好きだと訴えてくるその瞳に、僕の心臓は高鳴った。
「……真夜なら、いい」
他の誰でもない、真夜なら。
ようやく、自分の心を少しだけ伝えられた。
「本当に? キス以上のことも許してもらえる?」
真夜の問いにドキッとしながらも、僕はコクリと頷いた。
真夜に触れられることを想像してしまったせいで、体が疼く。
早く触れてほしい。
思わず伸ばした手を、真夜が優しく包み込む。
「あぁ、嬉しい。

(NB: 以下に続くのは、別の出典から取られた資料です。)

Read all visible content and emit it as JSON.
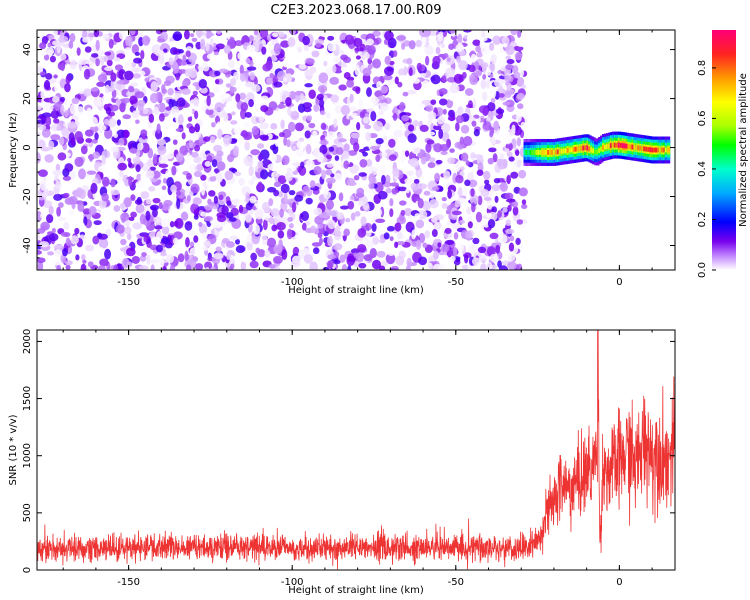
{
  "title": "C2E3.2023.068.17.00.R09",
  "chart_data": [
    {
      "type": "heatmap",
      "xlabel": "Height of straight line (km)",
      "ylabel": "Frequency (Hz)",
      "xlim": [
        -178,
        17
      ],
      "ylim": [
        -50,
        48
      ],
      "xticks": [
        -150,
        -100,
        -50,
        0
      ],
      "yticks": [
        40,
        20,
        0,
        -20,
        -40
      ],
      "colorbar": {
        "label": "Normalized spectral amplitude",
        "range": [
          0,
          0.95
        ],
        "ticks": [
          "0.0",
          "0.2",
          "0.4",
          "0.6",
          "0.8"
        ],
        "ticks_num": [
          0.0,
          0.2,
          0.4,
          0.6,
          0.8
        ]
      },
      "noise_region": {
        "x": [
          -178,
          -29
        ],
        "y": [
          -50,
          48
        ],
        "amplitude_range": [
          0.0,
          0.15
        ]
      },
      "signal_band": {
        "x": [
          -29,
          -20,
          -15,
          -10,
          -7,
          -5,
          -2,
          0,
          5,
          10,
          15
        ],
        "frequency": [
          -2,
          -2,
          -1,
          0,
          -2,
          0,
          1,
          1,
          0,
          -1,
          -1
        ],
        "peak_amplitude": [
          0.45,
          0.8,
          0.7,
          0.9,
          0.55,
          0.75,
          0.85,
          0.9,
          0.8,
          0.85,
          0.7
        ]
      }
    },
    {
      "type": "line",
      "xlabel": "Height of straight line (km)",
      "ylabel": "SNR (10 * v/v)",
      "xlim": [
        -178,
        17
      ],
      "ylim": [
        0,
        2100
      ],
      "xticks": [
        -150,
        -100,
        -50,
        0
      ],
      "yticks": [
        0,
        500,
        1000,
        1500,
        2000
      ],
      "series": [
        {
          "color": "#ee3333",
          "x": [
            -178,
            -150,
            -120,
            -100,
            -80,
            -60,
            -40,
            -28,
            -25,
            -22,
            -20,
            -18,
            -15,
            -12,
            -10,
            -8,
            -7,
            -6.5,
            -6,
            -5,
            -3,
            0,
            3,
            5,
            8,
            10,
            12,
            15,
            17
          ],
          "y": [
            180,
            190,
            200,
            195,
            190,
            200,
            190,
            200,
            250,
            500,
            600,
            750,
            700,
            800,
            850,
            900,
            1000,
            2080,
            200,
            900,
            850,
            950,
            1050,
            900,
            1150,
            1000,
            1050,
            950,
            1100
          ]
        }
      ]
    }
  ]
}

好きだよ、佳月」
手の甲にちゅっとキスが落とされる。
そこから、熱が伝染したように全身が熱くなった。
「今すぐ襲いたいくらいだが、まずは体調を整えないとな」
「……え?」
「俺も我慢してるんだ。そんなに物欲しそうな顔するなよ」
「してないっ!」
「元気になったらたぶん寝かせてやれないから、今のうちに休むようにな」
情欲を宿したその眼差しと言葉に、鼓動が速まって眠れそうにない。
そう思っていたのに、真夜に頭を撫でられているうちに、いつの間にか寝てしまっていた。